Under the CWA, the Environmental Protection Agency (EPA) was able to implement pollution control programs. These programs set industrial wastewater standards and developed national water quality criteria for pollutants in surface waters. Under the CWA, it was unlawful to release pollutants into navigable waters unless industry groups had obtained a permit. It was the states’ responsibility to issue these permits to industry groups, and states used to possess considerable veto power against these projects.

The Trump-Era CWA regulation passed in July of 2020 altered Section 401, which gives states and eligible Tribes some power over interstate pipelines, coal terminals, and other federally licensed projects affecting waterways and wetlands in their jurisdictions. The new regulation made it impossible for states to block projects unless direct pollution into state waters was present. Previously, states also considered the effects of climate change and other factors when using the veto power on potential permits. The EPA is scrambling to work on a revision that restores states’ and Tribes’ authority and believes it will be finalized by 2023.
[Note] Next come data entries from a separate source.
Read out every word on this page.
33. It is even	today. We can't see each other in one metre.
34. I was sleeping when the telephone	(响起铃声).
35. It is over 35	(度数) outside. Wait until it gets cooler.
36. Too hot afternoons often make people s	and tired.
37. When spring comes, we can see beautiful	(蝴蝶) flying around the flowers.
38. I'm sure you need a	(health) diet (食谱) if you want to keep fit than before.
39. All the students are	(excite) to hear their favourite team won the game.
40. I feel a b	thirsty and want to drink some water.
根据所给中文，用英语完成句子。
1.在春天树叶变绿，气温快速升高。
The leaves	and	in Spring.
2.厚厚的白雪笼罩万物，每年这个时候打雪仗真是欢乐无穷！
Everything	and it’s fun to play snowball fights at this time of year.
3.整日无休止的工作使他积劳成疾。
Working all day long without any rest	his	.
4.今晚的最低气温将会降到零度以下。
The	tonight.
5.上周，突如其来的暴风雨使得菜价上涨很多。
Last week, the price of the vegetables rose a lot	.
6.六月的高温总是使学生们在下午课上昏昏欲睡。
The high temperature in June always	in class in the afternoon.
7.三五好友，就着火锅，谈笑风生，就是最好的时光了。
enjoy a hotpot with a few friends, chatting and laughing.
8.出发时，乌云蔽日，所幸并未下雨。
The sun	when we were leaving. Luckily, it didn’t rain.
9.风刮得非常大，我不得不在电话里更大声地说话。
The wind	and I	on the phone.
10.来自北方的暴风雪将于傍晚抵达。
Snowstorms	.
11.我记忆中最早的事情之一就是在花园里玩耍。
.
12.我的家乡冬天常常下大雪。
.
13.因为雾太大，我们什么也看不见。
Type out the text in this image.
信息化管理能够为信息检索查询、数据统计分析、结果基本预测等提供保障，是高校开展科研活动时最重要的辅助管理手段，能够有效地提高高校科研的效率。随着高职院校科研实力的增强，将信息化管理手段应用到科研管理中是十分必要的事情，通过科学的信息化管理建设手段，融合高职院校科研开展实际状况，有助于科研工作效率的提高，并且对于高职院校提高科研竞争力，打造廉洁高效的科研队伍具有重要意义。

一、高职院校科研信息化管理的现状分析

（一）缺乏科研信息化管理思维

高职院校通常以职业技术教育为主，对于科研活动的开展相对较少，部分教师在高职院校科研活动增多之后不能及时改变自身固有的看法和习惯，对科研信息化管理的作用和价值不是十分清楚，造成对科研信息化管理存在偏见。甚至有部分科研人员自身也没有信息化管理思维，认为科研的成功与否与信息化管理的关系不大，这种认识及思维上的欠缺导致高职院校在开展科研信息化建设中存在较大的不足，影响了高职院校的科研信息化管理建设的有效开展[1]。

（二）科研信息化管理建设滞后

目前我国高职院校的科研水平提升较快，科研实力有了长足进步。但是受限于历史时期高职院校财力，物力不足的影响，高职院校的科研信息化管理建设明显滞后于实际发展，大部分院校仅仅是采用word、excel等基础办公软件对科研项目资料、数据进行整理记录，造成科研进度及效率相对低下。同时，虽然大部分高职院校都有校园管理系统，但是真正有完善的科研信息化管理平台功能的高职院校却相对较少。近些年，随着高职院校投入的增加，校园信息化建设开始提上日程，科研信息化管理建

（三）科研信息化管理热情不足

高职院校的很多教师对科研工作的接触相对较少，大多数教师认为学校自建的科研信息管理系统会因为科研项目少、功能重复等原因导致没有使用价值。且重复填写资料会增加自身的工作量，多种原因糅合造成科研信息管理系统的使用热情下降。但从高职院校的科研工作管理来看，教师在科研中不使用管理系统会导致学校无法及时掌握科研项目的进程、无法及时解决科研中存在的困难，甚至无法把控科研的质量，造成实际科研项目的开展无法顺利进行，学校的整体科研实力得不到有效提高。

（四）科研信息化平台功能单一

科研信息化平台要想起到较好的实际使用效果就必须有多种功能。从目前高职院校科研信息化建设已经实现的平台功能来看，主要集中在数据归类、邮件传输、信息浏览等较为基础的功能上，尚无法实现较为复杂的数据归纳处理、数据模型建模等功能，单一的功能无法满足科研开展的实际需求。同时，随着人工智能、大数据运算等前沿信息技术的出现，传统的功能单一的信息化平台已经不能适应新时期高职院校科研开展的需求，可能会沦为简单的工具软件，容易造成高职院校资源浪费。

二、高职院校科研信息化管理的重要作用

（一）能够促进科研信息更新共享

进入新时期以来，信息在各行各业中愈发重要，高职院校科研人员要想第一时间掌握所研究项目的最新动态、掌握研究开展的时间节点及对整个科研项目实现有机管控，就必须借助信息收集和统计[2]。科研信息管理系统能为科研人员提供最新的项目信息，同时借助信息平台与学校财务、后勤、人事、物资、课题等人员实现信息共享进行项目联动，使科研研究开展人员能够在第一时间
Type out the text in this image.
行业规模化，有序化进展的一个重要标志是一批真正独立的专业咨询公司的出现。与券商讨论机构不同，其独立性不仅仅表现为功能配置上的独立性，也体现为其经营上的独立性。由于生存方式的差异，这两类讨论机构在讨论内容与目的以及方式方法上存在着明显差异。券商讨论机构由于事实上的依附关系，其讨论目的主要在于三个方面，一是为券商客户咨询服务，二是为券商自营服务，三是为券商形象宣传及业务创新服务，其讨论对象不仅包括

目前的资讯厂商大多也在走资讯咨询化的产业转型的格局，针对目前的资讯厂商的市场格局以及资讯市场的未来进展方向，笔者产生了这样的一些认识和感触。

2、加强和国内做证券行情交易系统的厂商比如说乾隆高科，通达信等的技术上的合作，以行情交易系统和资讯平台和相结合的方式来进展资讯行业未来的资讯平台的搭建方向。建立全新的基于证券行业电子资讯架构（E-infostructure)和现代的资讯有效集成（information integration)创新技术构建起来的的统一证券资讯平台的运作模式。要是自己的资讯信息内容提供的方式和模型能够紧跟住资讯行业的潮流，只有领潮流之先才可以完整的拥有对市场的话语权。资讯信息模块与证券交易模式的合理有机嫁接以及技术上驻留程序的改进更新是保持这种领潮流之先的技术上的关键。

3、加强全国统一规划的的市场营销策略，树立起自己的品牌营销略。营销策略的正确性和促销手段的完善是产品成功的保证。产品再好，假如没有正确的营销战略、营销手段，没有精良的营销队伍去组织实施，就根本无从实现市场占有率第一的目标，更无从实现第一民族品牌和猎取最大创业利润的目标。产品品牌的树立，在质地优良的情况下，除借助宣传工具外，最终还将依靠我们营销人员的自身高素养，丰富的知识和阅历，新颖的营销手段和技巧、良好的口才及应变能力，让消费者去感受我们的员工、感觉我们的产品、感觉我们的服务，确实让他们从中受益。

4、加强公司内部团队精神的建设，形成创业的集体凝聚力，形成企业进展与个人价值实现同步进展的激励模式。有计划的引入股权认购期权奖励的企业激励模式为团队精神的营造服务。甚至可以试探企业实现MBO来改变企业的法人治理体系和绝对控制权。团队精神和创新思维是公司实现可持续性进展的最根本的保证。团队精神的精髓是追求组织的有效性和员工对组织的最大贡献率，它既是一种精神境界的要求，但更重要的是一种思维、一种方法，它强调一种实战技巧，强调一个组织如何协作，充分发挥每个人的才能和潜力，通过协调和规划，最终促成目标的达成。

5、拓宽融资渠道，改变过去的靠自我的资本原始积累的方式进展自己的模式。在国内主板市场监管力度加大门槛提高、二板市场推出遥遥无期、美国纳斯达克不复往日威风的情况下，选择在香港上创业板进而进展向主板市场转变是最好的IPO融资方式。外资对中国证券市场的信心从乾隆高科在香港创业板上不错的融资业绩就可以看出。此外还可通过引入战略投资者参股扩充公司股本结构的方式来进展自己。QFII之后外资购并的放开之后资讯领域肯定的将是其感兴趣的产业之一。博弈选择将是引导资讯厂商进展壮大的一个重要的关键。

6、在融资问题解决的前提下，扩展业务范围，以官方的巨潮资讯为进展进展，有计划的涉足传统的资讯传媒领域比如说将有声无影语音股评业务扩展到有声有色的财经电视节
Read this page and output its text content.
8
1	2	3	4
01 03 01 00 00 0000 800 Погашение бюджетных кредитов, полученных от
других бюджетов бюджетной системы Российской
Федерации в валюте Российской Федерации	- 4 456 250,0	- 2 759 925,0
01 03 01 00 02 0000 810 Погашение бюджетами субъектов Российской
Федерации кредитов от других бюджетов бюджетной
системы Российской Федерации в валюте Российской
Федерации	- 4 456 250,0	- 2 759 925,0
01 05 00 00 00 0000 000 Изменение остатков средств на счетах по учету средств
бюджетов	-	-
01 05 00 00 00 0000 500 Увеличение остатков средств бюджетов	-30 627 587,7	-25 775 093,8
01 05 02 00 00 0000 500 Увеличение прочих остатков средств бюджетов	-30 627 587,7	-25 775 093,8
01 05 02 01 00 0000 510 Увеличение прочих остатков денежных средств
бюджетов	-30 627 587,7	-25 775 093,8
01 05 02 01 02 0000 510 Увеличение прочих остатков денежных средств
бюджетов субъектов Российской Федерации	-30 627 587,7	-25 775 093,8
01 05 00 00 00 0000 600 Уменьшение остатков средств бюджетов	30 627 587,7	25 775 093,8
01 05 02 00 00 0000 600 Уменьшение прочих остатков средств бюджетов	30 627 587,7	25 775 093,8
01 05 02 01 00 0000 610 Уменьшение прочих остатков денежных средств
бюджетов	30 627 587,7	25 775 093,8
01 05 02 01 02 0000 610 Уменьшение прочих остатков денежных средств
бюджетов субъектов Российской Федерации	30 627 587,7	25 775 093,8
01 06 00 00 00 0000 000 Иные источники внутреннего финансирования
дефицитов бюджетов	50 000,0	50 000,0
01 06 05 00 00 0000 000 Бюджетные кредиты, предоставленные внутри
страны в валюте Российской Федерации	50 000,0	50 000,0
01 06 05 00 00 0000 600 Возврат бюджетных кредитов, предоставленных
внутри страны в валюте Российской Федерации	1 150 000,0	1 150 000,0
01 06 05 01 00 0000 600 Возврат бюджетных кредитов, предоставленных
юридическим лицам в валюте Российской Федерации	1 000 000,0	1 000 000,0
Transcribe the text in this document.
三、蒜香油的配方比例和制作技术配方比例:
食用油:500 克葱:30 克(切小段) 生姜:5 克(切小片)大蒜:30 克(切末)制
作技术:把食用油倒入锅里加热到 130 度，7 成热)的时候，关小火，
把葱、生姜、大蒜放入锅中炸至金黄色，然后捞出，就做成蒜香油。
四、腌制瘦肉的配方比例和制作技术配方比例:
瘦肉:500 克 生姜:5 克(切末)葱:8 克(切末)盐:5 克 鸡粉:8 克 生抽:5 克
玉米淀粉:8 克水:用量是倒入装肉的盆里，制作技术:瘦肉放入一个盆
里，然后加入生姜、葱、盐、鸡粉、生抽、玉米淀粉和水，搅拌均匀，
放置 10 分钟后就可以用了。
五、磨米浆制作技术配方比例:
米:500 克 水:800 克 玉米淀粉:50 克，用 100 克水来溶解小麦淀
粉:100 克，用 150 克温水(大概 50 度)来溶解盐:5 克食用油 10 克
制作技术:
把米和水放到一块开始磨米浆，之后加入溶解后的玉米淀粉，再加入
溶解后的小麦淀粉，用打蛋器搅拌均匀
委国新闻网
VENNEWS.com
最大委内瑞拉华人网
One of the main criticisms the Supreme Court is receiving over this decision is its use of a shadow docket. A shadow docket uses emergency orders and summary decisions by the Supreme Court without oral argument. Shadow docket cases receive limited briefings and are typically decided a week or less after an application is filed. The process generally results in short, unsigned rulings.

Historically, shadow dockets have only been used in cases where the applicant would suffer irreparable harm if the request is not immediately granted. Shadow dockets had been rarely used for rulings of profound legal or political significance; however, since around 2017, the Department of Justice and other organizations have been pushing for increased utilization surrounding more significant rulings that would overturn the lower courts’ decisions. 

Dissenting Justice Elena Kagan is firm on her position that The Supreme Court should have treated this case as ordinary rather than an emergency: “The applicants have given us no good reason to think that in the remaining time needed to decide the appeal, they will suffer irreparable harm by nonetheless granting relief, the court goes astray.” 

Kagan elaborated that this misuse of shadow dockets “renders the court’s emergency docket not for emergencies at all. The docket becomes only another place for merits determinations — except made without full briefing and argument.”

Chief Justices John G. Roberts Jr., Justices Stephen G. Breyer, and Sonia Sotomayor joined Justice Kagan’s dissent.